BEIJING, TIONGKOK – Media OutReach Newswire – Seiring berlangsungnya Forum Nishan ke-11 tentang Peradaban Dunia di Kota Qufu, Tiongkok Timur, CGTN menerbitkan artikel yang menyoroti pentingnya dialog dan saling belajar antarperadaban guna mendorong koeksistensi yang harmonis, kemakmuran bersama, serta pelestarian nilai-nilai tradisional di tengah tantangan zaman modern.

“Apakah bukan suatu kegembiraan memiliki teman yang datang dari jauh?” Pertanyaan pembuka dan pepatah terkenal dari Analek Konfusius ini menjadi kenyataan hidup saat para ahli dan cendekiawan dari seluruh dunia berkumpul dalam Forum Nishan ke-11 di Kota Qufu, yang merupakan tempat kelahiran pemikir dan pendidik besar Tiongkok, Konfusius (551-479 SM).

Forum ini dinamai dari Gunung Nishan, yang sebelumnya dikenal sebagai Bukit Ni Qiu, sekitar 30 kilometer tenggara Qufu. Sejak pertama kali diadakan pada tahun 2010, forum ini menjadi platform penting untuk memahami Tiongkok serta memfasilitasi pertukaran budaya dan peradaban internasional.

Berlangsung dari Rabu hingga Kamis, Forum Nishan ke-11 menarik lebih dari 500 pemimpin dunia, sarjana, dan tokoh budaya untuk mengeksplorasi peran kebijaksanaan kuno dalam membentuk dunia modern dengan tema “Keindahan dalam Keberagaman: Memupuk Pemahaman Antarperadaban untuk Modernisasi Global.”

Penekanan pada Pemahaman Antarperadaban

Para sarjana di forum menegaskan peran penting pertukaran budaya dan pembelajaran bersama antarperadaban dalam kemajuan umat manusia.

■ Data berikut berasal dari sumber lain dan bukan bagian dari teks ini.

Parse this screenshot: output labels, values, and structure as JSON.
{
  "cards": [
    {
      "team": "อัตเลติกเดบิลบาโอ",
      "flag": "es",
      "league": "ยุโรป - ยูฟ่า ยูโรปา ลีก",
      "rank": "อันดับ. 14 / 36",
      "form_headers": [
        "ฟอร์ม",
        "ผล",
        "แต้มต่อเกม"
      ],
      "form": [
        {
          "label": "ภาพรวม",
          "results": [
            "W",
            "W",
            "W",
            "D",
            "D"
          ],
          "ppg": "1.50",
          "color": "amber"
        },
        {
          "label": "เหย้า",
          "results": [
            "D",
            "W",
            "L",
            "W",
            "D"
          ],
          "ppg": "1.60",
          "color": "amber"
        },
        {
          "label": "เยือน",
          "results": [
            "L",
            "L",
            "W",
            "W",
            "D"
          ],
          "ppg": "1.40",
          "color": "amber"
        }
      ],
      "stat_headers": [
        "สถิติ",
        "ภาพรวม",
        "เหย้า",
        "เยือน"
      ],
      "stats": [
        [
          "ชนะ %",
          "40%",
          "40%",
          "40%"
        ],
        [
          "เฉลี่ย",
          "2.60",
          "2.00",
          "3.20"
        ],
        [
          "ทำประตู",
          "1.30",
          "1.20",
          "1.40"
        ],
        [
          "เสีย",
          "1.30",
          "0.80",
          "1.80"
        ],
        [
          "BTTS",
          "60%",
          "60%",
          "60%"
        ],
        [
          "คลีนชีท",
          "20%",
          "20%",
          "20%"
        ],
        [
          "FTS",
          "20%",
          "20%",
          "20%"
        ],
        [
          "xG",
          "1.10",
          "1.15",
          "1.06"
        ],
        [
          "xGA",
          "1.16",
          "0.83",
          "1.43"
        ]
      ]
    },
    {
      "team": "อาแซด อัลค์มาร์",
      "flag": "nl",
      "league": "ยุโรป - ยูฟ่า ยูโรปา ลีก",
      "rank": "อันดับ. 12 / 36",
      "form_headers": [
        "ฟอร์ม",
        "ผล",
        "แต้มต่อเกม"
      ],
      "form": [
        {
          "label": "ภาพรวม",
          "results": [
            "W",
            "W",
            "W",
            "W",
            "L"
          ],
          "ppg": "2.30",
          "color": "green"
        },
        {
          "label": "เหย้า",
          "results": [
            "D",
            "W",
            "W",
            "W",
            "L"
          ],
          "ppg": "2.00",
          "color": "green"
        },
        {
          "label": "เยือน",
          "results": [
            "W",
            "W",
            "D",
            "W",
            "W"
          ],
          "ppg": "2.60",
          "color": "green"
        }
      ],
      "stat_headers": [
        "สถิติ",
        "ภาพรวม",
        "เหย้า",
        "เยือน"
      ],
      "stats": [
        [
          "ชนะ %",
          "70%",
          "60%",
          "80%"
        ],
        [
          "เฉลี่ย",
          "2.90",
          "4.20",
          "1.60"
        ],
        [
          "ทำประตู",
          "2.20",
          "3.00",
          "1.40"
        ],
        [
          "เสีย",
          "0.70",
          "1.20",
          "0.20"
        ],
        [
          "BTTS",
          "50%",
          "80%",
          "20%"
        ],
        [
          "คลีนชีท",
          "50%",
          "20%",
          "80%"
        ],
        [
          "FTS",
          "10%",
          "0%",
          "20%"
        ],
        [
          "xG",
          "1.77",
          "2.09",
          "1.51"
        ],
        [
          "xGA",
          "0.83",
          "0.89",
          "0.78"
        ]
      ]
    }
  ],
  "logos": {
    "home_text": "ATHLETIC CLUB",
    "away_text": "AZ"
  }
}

Menanggapi munculnya kembali konflik bersenjata di dunia yang penuh gejolak saat ini, Duta Besar Madagaskar untuk Tiongkok, Jean Louis Robinson, memuji peran forum ini dalam mempromosikan koeksistensi harmonis dan kemakmuran bersama di antara beragam budaya dan peradaban yang semakin penting.

Inisiatif Peradaban Global (Global Civilization Initiative/GCI) yang diusulkan oleh Tiongkok mendapat pujian dari para peserta asing. Pada Maret 2023, Tiongkok memperkenalkan GCI yang menyerukan penghormatan terhadap keberagaman peradaban global, promosi nilai-nilai kemanusiaan bersama, pewarisan dan inovasi peradaban, serta penguatan pertukaran budaya internasional.

Hussain Mohamed Latheef, Wakil Presiden Republik Maladewa, menyebut GCI sebagai pengingat yang tepat waktu akan kebutuhan menghormati dan memahami keberagaman budaya di seluruh dunia. “Inisiatif ini mempromosikan nilai-nilai kemanusiaan bersama, berupaya menyeimbangkan tradisi dengan inovasi, dan mendukung pertukaran serta pengembangan budaya,” tambah Latheef.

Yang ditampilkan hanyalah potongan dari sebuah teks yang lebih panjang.